1British Columbia Cancer Agency, Vancouver BC, Canada

2Department of Biochemistry and Molecular Biology, Medical University of South Carolina, Charleston, Carolina, USA

3Department of Pharmaceutical Sciences, Eugene Applebaum College of Pharmacy and Health Sciences, Wayne State University, Detroit, USA

*Corresponding Author:
Dr. Mladen Korbelik
B.C. Cancer Research Centre, 675 West 10th Avenue
Vancouver BC, V5Z 1L3 Canada
Tel: 604-675-8084
Fax: 604-675-8099
E-mail: [email protected]

Received date: June 18, 2014; Accepted date: July 29, 2014; Published date: July 31, 2014

Citation: Korbelik M, Banáth J, Zhang W, Wong F, Bielawski J, et al. (2014) Ceramide and Sphingosine-1-Phosphate/Sphingosine act as Photodynamic Therapy-Elicited Damage-Associated Molecular Patterns: Release from Cells and Impact on Tumor-Associated Macrophages. J Anal Bioanal Tech S1:009. doi: 10.4172/2155-9872.S1-009

Copyright: © 2014 Korbelik M, et al. This is an open-access article distributed under the terms of the Creative Commons Attribution License, which permits unrestricted use, distribution, and reproduction in any medium, provided the original author and source are credited.



A recent finding showed that ceramide and sphingosine-1-phosphate (S1P) become exposed on the surface of cells treated by photodynamic therapy (PDT) and acquire the capacity to act as danger-associated molecular patterns (DAMPs). To explore this further, the present study examined whether ceramide and S1P can be released from PDTtreated cells and investigated changes in the levels of these sphingolipids in tumor-associated macrophages (TAMs) left in contact with PDT-treated tumor cells. Massspectroscopy-based analysis detected increased levels of C16- ceramide and dihydroC16-ceramide in media supernatants from SCCVII cells collected three hours after they were treated by PDT, compared to untreated cell supernatants. While no release of S1P was detected, elevated levels of its precursor sphingosine were found in the supernatants of PDT-treated cells.
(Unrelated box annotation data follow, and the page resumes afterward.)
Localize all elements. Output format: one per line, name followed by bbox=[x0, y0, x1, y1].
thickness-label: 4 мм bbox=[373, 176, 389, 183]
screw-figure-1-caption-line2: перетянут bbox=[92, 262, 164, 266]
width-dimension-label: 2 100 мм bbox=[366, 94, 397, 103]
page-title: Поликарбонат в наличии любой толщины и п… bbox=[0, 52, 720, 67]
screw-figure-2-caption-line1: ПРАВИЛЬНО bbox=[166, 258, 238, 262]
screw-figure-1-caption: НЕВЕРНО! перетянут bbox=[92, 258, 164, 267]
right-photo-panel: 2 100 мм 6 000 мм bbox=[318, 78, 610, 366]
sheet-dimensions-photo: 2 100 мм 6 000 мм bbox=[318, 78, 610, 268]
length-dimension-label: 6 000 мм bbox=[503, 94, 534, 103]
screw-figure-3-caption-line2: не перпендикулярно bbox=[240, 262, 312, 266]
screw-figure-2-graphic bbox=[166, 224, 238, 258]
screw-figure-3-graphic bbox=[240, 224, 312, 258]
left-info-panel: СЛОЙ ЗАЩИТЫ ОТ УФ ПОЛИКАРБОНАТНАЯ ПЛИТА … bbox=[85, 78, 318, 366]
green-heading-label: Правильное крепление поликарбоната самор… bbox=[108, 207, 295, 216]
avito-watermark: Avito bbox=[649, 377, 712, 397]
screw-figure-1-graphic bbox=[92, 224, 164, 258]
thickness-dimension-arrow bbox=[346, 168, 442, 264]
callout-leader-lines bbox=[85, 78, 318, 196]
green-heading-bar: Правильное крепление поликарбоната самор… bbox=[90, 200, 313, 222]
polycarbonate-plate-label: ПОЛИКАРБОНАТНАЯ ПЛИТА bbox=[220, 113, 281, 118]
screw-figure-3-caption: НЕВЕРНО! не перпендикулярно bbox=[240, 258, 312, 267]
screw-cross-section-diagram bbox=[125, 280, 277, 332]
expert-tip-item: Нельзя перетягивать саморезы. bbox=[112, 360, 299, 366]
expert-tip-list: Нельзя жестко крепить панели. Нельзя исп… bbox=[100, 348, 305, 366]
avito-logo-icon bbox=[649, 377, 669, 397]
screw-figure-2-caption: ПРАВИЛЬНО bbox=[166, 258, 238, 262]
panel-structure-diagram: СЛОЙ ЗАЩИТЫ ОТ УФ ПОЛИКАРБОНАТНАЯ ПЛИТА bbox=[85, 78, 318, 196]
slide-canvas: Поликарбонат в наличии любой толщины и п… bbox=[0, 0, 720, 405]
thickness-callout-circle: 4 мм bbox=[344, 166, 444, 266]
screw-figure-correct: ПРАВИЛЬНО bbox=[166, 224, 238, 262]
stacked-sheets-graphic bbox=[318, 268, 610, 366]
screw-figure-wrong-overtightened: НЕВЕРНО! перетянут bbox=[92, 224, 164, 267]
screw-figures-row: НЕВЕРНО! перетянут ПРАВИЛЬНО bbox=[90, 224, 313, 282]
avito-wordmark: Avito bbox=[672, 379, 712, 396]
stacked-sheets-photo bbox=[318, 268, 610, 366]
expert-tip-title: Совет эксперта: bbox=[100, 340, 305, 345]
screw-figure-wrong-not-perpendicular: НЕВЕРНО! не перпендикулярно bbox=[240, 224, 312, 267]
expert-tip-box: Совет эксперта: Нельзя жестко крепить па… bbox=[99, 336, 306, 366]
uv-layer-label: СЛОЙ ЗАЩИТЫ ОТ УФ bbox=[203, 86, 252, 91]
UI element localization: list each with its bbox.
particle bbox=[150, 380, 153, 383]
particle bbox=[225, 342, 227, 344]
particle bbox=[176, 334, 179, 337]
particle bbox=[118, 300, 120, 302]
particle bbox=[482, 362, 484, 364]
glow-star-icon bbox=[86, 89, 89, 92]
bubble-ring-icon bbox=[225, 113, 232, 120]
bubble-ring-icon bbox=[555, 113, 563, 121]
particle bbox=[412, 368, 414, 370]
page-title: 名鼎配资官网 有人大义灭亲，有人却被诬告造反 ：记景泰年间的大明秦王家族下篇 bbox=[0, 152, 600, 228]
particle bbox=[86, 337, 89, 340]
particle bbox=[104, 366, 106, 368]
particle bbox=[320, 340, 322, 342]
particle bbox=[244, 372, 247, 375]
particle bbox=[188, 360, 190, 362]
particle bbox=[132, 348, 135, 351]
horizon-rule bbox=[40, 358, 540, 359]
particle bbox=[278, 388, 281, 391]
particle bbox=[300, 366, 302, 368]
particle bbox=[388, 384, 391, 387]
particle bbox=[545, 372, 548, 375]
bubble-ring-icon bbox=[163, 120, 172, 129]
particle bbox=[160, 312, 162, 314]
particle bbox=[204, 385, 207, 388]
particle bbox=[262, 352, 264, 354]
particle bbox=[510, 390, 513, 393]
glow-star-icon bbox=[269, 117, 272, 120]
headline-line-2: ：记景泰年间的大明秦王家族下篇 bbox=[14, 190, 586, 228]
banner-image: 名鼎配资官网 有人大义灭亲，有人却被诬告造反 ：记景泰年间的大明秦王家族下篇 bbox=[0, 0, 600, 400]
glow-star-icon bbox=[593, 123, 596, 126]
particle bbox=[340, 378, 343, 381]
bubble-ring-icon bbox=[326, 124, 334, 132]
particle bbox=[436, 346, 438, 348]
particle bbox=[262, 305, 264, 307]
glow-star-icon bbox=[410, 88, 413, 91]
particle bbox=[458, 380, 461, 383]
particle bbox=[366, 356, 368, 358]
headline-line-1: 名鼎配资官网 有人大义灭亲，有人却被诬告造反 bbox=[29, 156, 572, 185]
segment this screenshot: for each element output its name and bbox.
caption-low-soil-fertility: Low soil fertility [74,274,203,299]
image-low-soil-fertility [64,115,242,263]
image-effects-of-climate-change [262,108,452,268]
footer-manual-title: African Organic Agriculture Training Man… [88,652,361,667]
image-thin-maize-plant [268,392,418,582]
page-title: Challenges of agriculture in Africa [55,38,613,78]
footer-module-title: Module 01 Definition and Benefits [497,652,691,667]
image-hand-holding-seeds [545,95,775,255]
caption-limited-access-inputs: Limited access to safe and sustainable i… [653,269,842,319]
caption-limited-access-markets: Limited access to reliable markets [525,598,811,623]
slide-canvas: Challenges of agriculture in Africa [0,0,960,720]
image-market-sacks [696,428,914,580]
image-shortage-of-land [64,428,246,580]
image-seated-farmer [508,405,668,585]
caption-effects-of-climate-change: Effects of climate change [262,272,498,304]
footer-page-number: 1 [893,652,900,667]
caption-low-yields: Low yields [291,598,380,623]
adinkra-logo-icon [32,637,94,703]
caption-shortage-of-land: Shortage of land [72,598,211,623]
The co-incubation of TAMs-containing primary cultures derived from mouse SCCVII tumors with PDT-treated SCCVII cells was followed by ceramide and S1P analysis in these cells based on staining with specific antibodies and flow cytometry. Levels of both ceramide and S1P as well as inflammasome protein NLRP3 were found to rise in TAMs when they were co-cultured with PDT-treated SCCVII cells, while no significant change was seen with cancer cells. Such changes were induced also in TAMs incubated with supernatants from PDT-treated cells. The findings of the present study affirm the potential of sphingolipids including ceramide, S1P, and sphingosine to act, either exposed on cell surface or released in the microenvironment, as DAMPs in the response of tumors to PDT.